The West African state of Senegal became the fifth country to be hit by the world›s worst Ebola outbreak on Friday, while riots broke out in neighbouring Guinea’s remote southeast where infection rates are rising fast.
In the latest sign that the outbreak of the virus, which has already killed at least 1,550 people, is spinning out of control, the World Health Organisation (WHO) said thatEbola cases rose last week at the fastest pace since the epidemic began in West Africa in March.
The epidemic has defied efforts by governments to control it, prompting the leading charity fighting the outbreak, Medecins Sans Frontieres (MSF), to call for the UN Security Council to take charge of efforts to stop it.

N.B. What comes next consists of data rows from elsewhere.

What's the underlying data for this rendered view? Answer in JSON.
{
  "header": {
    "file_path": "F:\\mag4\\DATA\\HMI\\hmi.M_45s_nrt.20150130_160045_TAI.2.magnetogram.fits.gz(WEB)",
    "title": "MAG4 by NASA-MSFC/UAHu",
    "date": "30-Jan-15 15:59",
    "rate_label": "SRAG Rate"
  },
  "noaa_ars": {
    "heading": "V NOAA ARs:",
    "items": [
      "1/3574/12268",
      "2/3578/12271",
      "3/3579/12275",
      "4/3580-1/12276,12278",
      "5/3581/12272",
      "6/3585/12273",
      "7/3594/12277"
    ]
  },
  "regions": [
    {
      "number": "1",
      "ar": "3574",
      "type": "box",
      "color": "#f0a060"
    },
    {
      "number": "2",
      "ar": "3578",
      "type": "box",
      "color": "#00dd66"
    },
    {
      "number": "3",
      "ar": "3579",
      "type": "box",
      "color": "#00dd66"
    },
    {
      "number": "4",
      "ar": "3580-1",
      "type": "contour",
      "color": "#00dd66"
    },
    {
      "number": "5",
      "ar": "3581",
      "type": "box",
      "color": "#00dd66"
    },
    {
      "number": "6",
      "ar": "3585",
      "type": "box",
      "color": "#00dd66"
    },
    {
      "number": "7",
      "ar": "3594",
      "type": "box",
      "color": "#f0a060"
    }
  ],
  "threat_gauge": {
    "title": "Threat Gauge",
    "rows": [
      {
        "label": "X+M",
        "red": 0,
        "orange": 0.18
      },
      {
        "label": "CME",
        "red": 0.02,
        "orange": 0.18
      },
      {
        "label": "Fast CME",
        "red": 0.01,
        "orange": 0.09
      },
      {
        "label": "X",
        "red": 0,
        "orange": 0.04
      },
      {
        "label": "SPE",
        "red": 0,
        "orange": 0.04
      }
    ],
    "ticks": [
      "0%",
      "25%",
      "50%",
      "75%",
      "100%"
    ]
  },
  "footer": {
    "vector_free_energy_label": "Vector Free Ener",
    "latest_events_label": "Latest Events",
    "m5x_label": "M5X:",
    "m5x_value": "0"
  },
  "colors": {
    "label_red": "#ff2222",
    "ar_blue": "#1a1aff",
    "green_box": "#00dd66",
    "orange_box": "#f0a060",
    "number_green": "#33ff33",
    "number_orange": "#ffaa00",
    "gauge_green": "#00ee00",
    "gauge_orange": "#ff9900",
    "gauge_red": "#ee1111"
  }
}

Including the fatalities, more than 3,000 have been infected since the virus was detected in the remote jungles of southeastern Guinea in March and quickly spread across the border to Liberia and Sierra Leone. It has also touched Nigeria, where six people have died.
Sierra Leone’s President Ernest Bai Koroma dismissed his Health Minister Miatta Kargbo on Friday over her handling of the epidemic, which has killed more than 400 people in the former British colony.
Scientists on Friday also reported that ZMapp, the drug that last week cured two American aid workers who contracted the disease in Liberia, had cured all 18 lab monkeys infected with the virus in laboratory tests.
Senegal’s first case is a student from Guinea.